Unloved? Tedious? Mwah? You?

Yes, we can be tedious, and yes, we are often unloved. And yes, I’ve definitely felt those sentiments directed at me throughout my career—but no more than maybe 80, 90% of the time.

This less-than-endearing view of lawyers creates an atmosphere in which doing our jobs—that is, achieving the best outcomes for our clients—becomes more difficult. So how do we combat these stereotypes? How do we make ourselves less tedious and more lovable?

As much as we need to be experts in the law, we also need to be experts in how we provide our counsel and how we present ourselves to the world—both of which are as critical to being a lawyer as the quality of the advice we give.

Here are four hard-learned principles, which are at least simple, and again, not too long:


Rule Number One: It’s not about you.

Our only agenda should be our client’s agenda. We need to detach our egos from the process. As Michael Corleone said, “It’s not personal. It’s strictly business.” Lawyers who make things personal help no one and hurt the relationships that are at the very foundation of what we do. Yes, be a zealous advocate, but don’t lose yourself in the zeal. Remember whom you’re advocating for: your client, not you.


Second rule, in the immortal words of REO Speedwagon: Roll with the changes.

The music business has experienced massive amounts of tech disruption: LPs, cassettes, CDs, LPs again, file sharing, downloads, streaming, and of course, AI. What you’re hearing now may, in fact, be the last ELI acceptance speech not written by ChatGPT. Well, not entirely.

And right along with the rest of the world, our work environments have become highly unpredictable. During my time at Warner, we’ve had seven CEOs and three owners. We’ve gone private and then public—twice.

Lawyers can be resistant to change. We tend to cling to our legal and other precedents as our businesses and workplaces rapidly evolve around us. We can’t be standing still. We need to ceaselessly adapt and lean into the future.


Third rule: Communicate simply and concisely.

Stephen King said, “To write is human, to edit is divine.” And he wasn’t just talking about horror novels. When it comes to drafting a contract, a brief, or even an email, less is always more. Litigators may be constrained by word or page counts, but the rest of us are woefully unconstrained by document length, so we need to constrain ourselves.

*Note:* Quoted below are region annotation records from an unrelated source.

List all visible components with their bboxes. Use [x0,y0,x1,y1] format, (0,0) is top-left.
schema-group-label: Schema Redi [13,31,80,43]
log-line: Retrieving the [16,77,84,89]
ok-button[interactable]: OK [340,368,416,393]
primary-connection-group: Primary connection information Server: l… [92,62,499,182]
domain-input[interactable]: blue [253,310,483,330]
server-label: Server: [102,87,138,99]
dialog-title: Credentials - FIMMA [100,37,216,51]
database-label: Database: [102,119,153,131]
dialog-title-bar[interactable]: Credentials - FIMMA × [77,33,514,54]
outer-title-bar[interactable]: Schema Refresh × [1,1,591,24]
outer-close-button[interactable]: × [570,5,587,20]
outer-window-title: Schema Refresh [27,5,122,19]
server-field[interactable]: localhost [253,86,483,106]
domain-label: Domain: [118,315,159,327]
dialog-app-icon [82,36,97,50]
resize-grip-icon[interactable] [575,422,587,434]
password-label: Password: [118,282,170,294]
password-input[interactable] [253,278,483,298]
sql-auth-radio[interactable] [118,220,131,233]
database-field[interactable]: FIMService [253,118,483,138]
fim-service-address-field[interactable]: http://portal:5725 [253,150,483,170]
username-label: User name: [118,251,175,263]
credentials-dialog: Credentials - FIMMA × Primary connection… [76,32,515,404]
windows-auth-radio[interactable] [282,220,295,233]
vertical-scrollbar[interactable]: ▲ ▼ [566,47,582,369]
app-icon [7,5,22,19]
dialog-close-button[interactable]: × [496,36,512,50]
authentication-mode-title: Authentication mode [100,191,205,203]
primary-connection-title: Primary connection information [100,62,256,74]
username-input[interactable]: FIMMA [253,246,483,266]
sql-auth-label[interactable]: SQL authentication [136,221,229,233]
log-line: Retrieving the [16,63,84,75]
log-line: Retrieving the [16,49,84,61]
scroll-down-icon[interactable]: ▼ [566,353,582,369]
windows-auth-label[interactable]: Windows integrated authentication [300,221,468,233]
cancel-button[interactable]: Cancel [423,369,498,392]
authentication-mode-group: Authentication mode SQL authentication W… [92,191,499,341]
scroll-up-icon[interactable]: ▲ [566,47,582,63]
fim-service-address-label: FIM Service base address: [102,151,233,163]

As for me, I’m relentless when it comes to editing myself, and to the horror of my team, an equally savage editor of others. It’s no accident that my office features this New Yorker cartoon with the caption: “I have just a few minor fixes that will ruin everything you’ve come up with.”

In truth, though, I don’t edit to ruin, but to enhance. Words are the tools of our trade. Remember to treat them as the precious commodities they are. Use fewer.


Fourth and last: Bring positivity to solving problems.

I know, I know — we’re professional skeptics. It’s who we are. Our favorite question is “What if?” But seeing demons lurking around every corner is unhelpful to clients and uninspiring to our teams.

We don’t need to be clueless Pollyannas, but if humanly and legally possible, our advice must include some kind of “yes.” Again, we need to keep in front of mind our clients’ goals and focus on how to achieve them by offering pragmatic, useful, and business-oriented advice.

These four principles—they may sound easy to follow. They’re not. I call them hard-learned because here’s another confession: I’ve managed to violate every single one of them. But as best I can, I forgive myself and try to learn from my mistakes and help my team do the same.

Let’s face it: we are so fortunate doing what we do. We have genuinely inspiring and enviable jobs in the service of artists and songwriters and their music.

Excellence in our profession is what ELI stands for. All of us in this room are standard-bearers. Every matter we handle gives us an opportunity to model behavior that can dispel those preconceived notions about lawyers. Let’s act on those opportunities.

Not only will we be more fulfilled, but our clients might start seeing us as a tad less tedious and a tiny bit more lovable.